It's a Mutiny!
19 December 2008 | The boat
The whole motley crew
Ahoy, you Landlubber scum!
Listen up you worthless scurvy rats. Now that we've gotten rid of Captain Morgan and that wench wife of his and, oh yes, that sniffle nose kid that is always complaining about school, we be taking over this tub they call a yacht and turning it into a real pirate ship. It's time to really pillage and plunder. We only have a few days to wreck havoc on this place and we are going to make the most of it.
The first order of business is to take a picture of me and my crew to hang up in our pad in Tortuga. That's me, Captain Jack Tar on the left. Next to me is Pablo Cruise, our First Mate. He's a weird bird for sure. Then there is Lucky, our Master-at-Arms. Don't worry, his bark is worse than his bite. Arrrr. Next is Teddy, the bowswine. Last time he was at the wheel I think he steered us over the edge of the earth. Hopefully, he will do better this time. Then we have a whole crew of these funny looking short guys. For some reason they all have the same name, "M.". Next is Goldie. There has always been something fishy about him. Last is Seaweed. All he does is float around on his back cracking oyster shells. Arrrr.
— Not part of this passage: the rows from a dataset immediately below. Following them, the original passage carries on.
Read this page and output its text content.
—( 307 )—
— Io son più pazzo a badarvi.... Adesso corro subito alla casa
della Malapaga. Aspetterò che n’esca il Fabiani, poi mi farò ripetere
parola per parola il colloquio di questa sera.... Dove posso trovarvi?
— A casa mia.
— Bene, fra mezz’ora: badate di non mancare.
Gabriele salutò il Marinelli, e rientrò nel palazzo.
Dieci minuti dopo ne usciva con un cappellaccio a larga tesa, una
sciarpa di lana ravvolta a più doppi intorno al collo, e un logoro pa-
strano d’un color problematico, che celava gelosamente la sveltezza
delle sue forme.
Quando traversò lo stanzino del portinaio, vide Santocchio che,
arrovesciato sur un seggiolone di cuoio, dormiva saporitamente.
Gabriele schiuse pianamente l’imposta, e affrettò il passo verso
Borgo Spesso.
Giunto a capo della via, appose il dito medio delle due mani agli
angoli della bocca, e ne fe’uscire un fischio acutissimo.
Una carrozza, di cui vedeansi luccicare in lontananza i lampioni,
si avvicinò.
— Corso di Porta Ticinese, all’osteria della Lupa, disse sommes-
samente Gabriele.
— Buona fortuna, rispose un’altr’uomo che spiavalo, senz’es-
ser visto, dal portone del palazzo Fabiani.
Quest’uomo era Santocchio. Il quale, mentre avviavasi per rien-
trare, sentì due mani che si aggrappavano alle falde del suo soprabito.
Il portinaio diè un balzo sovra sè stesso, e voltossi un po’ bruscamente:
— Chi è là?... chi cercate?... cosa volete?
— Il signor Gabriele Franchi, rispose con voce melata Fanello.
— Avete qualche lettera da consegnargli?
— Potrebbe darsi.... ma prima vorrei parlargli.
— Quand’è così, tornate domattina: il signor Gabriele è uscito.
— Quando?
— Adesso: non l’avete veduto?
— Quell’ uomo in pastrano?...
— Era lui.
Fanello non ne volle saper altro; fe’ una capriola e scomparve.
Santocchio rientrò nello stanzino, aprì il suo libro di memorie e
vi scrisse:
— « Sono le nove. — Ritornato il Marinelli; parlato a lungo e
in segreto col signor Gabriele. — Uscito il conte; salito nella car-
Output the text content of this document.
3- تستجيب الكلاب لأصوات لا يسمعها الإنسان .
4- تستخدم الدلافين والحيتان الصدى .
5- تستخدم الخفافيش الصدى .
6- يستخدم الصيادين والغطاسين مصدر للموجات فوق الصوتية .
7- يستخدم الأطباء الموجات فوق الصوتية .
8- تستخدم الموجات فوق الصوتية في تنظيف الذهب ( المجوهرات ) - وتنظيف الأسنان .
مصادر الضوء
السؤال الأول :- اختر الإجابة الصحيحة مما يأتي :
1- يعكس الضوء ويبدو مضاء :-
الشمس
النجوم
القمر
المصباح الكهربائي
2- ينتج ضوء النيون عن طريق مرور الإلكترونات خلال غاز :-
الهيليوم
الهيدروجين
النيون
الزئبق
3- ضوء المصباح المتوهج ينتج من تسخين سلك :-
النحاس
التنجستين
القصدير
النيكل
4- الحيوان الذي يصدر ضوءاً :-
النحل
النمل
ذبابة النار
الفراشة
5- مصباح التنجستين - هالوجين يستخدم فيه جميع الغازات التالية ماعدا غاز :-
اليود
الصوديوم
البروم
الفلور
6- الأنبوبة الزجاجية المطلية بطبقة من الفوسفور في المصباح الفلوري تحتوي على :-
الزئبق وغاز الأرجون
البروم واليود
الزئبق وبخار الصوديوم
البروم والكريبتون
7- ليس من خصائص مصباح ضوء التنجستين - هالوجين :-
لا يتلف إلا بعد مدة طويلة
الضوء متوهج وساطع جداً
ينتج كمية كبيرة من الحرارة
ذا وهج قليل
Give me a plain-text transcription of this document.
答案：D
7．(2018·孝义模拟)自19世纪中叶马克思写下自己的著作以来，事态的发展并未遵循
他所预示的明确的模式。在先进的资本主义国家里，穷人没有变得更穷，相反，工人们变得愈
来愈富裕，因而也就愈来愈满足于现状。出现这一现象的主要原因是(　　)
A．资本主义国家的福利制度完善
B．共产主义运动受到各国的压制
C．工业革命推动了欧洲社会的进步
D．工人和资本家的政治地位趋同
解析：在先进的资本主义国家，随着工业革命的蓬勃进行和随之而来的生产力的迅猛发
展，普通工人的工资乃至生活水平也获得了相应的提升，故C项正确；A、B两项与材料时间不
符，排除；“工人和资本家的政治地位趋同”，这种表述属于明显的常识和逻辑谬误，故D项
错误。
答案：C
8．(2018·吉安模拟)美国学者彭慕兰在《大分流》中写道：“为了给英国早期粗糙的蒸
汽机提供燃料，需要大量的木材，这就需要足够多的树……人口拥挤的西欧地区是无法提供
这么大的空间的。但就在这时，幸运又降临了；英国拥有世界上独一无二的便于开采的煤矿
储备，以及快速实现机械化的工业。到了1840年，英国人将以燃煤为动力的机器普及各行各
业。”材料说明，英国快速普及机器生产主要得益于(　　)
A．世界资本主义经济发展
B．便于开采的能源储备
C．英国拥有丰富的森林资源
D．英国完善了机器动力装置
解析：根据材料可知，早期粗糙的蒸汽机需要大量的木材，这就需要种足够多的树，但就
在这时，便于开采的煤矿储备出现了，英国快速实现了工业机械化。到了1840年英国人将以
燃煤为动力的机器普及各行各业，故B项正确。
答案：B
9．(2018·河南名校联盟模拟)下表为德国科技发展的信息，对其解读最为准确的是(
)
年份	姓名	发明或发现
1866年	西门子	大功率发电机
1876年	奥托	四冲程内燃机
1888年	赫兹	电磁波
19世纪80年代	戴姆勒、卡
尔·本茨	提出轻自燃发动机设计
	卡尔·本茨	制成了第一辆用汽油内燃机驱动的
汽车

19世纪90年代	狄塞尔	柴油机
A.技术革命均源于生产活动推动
Ok, Teddy, it's about time to run a pair of the Wench's bloomers up the yard arm and get underway.
Ah, Captain, do we have a yard arm?
Arrrr.
Well, raise the anchor, set the topsails.
Ah, Captain, maybe we should just shiver our timbers first.
Arrrr.
How about you taking a long walk off a short plank?
Arrrr. Being a pirate captain ain't what it used to be.
Avast (whatever that means), prepare to be boarded. We're coming after your Christmas booty!
Arrrr.
BTW, we have heard that the Captain and First Mate, along with the Cabin Girl are in some place called Champaign. Sounds like they got tired of rum and left to find the good stuff!